High-Fidelity Hole Spin Qubits Reveal Quadrupolar Nuclear-Bath Dynamics in Isotopically Purified Planar Germanium
Abstract
Planar Germanium has emerged as a promising platform to build spin-based large scale quantum computers. By exploiting the anisotropic hyperfine interaction of holes in Ge, qubits with long T2* have been recently realized. While the performance of single qubits is still more or less limited by 73Ge nuclear spin fluctuations, the site-to-site variation of qubit sweet spot becomes obstacles to maintaining high fidelity of each qubit across the whole wafer.

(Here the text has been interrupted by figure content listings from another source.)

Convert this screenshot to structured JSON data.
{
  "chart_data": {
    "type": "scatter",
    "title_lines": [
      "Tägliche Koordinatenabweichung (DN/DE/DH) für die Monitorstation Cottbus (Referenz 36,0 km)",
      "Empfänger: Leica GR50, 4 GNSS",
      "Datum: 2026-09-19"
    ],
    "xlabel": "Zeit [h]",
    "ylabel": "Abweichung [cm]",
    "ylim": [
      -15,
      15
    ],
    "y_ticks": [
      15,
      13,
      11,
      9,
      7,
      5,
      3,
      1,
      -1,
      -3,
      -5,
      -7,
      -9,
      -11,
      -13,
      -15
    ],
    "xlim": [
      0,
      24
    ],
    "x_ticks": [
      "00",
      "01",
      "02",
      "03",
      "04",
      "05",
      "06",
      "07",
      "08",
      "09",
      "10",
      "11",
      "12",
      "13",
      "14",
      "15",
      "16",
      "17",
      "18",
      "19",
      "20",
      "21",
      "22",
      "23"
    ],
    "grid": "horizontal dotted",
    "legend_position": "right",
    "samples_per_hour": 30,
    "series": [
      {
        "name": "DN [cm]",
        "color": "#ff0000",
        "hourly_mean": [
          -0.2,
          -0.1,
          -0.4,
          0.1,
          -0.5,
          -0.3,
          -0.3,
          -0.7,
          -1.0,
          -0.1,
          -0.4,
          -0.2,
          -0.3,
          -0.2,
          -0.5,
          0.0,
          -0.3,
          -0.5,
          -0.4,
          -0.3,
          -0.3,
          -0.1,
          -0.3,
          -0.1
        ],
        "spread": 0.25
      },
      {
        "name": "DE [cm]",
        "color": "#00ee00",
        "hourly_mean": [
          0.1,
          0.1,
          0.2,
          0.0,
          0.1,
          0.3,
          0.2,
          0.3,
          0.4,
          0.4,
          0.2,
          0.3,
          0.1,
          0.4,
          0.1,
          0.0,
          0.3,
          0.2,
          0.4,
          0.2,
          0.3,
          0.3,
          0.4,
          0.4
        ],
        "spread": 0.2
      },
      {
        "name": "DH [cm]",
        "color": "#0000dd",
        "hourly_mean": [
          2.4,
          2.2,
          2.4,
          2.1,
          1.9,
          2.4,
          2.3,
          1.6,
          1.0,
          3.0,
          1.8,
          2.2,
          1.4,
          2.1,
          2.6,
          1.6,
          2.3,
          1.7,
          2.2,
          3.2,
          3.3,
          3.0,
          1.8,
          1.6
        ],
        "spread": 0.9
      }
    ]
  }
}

To achieve high performance Ge-based quantum circuit, it is therefore essential to eliminate the origin source of hyperfine noise. In its Silicon counterparts, reduction of 29Si abundance enables exceptional high-fidelity operation. In contrast, hole qubits based on isotopically purified Ge have not been demonstrated. Here, we report the synthesis of high quality 2-dimensional hole gas (2DHG) with enriched 70GeH4 precursor. Due to the suppression of nonzero spin nucleus, the qubits' T2* on the sweet spot is moderately extended beyond 20 us, surpassing the previous best reported Ge hole qubits. More importantly, the qubits' T2* off the sweet spot is enhanced to above 3 us, enabling single qubit gate fidelity exceeding 99.9% in both operating regimes. Hahn-echo spectroscopy further resolves a finite-frequency nuclear-noise channel that is distinct from the conventional Larmor-linked hyperfine response. We associate this channel with quadrupole-modified dynamics of residual 73Ge nuclei sampling local electric-field gradients near the Ge/SiGe interface. Its field scaling and angle-dependent visibility are consistent with a qubit-visible quadrupolar nuclear-noise component transduced through the anisotropic hyperfine interaction of Ge holes. These results establish isotopically purified planar Ge as a high-coherence scalable platform for hole spin qubits and provide a spectroscopic probe of interfacial quadrupolar nuclear dynamics.